流石にそう告げることはできない。しかしルカーシュ本人の口からこのような不満を聞くなんて、私の距離の取り方が自然ではなかったということだろう。しくじったか。
調合師の勉強、ペトラ達との交友、そしてルカーシュと距離を置くこと。それらを一気にやろうと早まったかもしれない。ひとつずつ、確実にやっていくべきだった。
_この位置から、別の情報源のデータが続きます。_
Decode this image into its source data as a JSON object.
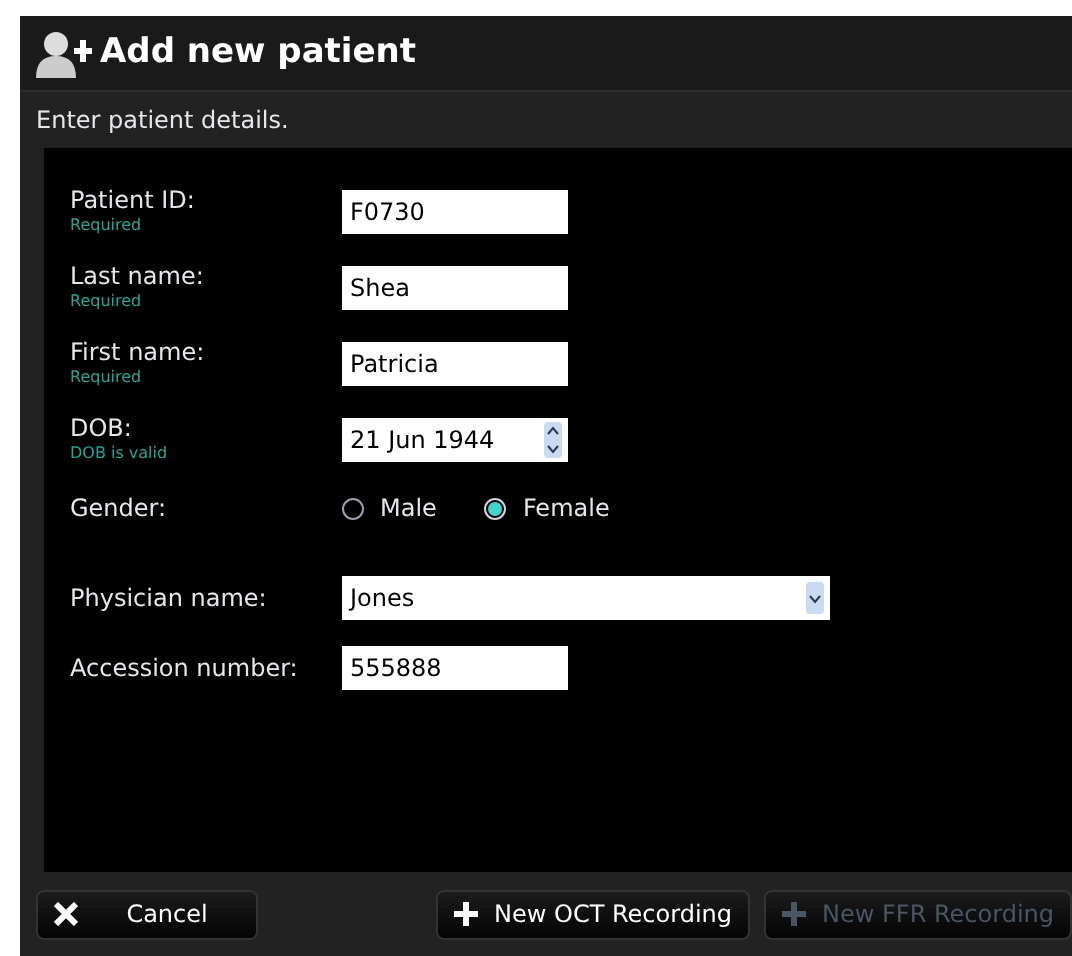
{
  "window": {
    "title": "Add new patient"
  },
  "subtitle": "Enter patient details.",
  "fields": [
    {
      "kind": "text",
      "label": "Patient ID:",
      "hint": "Required",
      "value": "F0730"
    },
    {
      "kind": "text",
      "label": "Last name:",
      "hint": "Required",
      "value": "Shea"
    },
    {
      "kind": "text",
      "label": "First name:",
      "hint": "Required",
      "value": "Patricia"
    },
    {
      "kind": "date",
      "label": "DOB:",
      "hint": "DOB is valid",
      "value": "21 Jun 1944"
    },
    {
      "kind": "radio",
      "label": "Gender:",
      "options": [
        {
          "label": "Male",
          "selected": false
        },
        {
          "label": "Female",
          "selected": true
        }
      ]
    },
    {
      "kind": "select",
      "label": "Physician name:",
      "value": "Jones"
    },
    {
      "kind": "text",
      "label": "Accession number:",
      "value": "555888"
    }
  ],
  "buttons": [
    {
      "kind": "cancel",
      "label": "Cancel",
      "disabled": false
    },
    {
      "kind": "add",
      "label": "New OCT Recording",
      "disabled": false
    },
    {
      "kind": "add",
      "label": "New FFR Recording",
      "disabled": true
    }
  ]
}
心の中で猛省しつつ、なんとかこの場を取り繕おうと言葉を発する。
「守ってくれるって言っても、私は誰からも狙われてないし、危険なところに行ってる訳でもないよ? 襲われてからは余計に用心するようになったし」
ルカーシュの視線が逸らされる。私の言葉にうまい切り返しを見つけられないのだろう。終いには目線を下に落とし、見るからに意気消沈してしまった。
些か大人気がなかっただろうか。しゅん、という擬音が聞こえてくるようなルカーシュの様子に、良心が痛む。それと同時に「かわいい」と思ってしまった。
この「かわいい」は年下の男の子、もっと言えば年の離れた弟に向けるそれに近い。やはり“私”との年齢差からして、現在ルカーシュは幼馴染というより弟に近い存在になっていた。
知らず識らずのうちに、笑みが浮かぶ。フォローをしようと口にした言葉は、私が意識していたよりもさらに、柔らかな響きを持っていた。
「だから、ね。その気持ちだけで嬉しいよ。ありがとう、ルカ」
ルカ。その単語に隣の彼は勢いよく顔を上げた。頬を紅潮させて、驚いたような表情だ。それから一瞬緩みかけた口角を、ぎゅっと抑えるように下唇を噛みしめる。
ルカと呼ばれて嬉しいけれど、不満はまだ解消されていないといったところか。
噛み締められた下唇と青の瞳を交互に見つめる。それから改めて微笑みかけると――するりと、ルカーシュの表情が解けた。一度解けてしまったら最後、諦めたかのように破顔する。
「やっぱり、ラウラにルカってよんでもらうの、好きだな」
――その嬉しそうな笑顔を見て、“思い出した”。眩しいものをみるように目を細めた、このルカーシュの笑顔には見覚えがある。私はもちろん、“私”も。
記憶の中の未来の勇者様と、目の前の幼馴染が重なった。
ルカって呼んでもらうの、好きなんだ。
未来の勇者様はそう微笑みかけていた。その視線の先にいたのは――ラウラではなく、旅する中で出会った古代種の少女だった。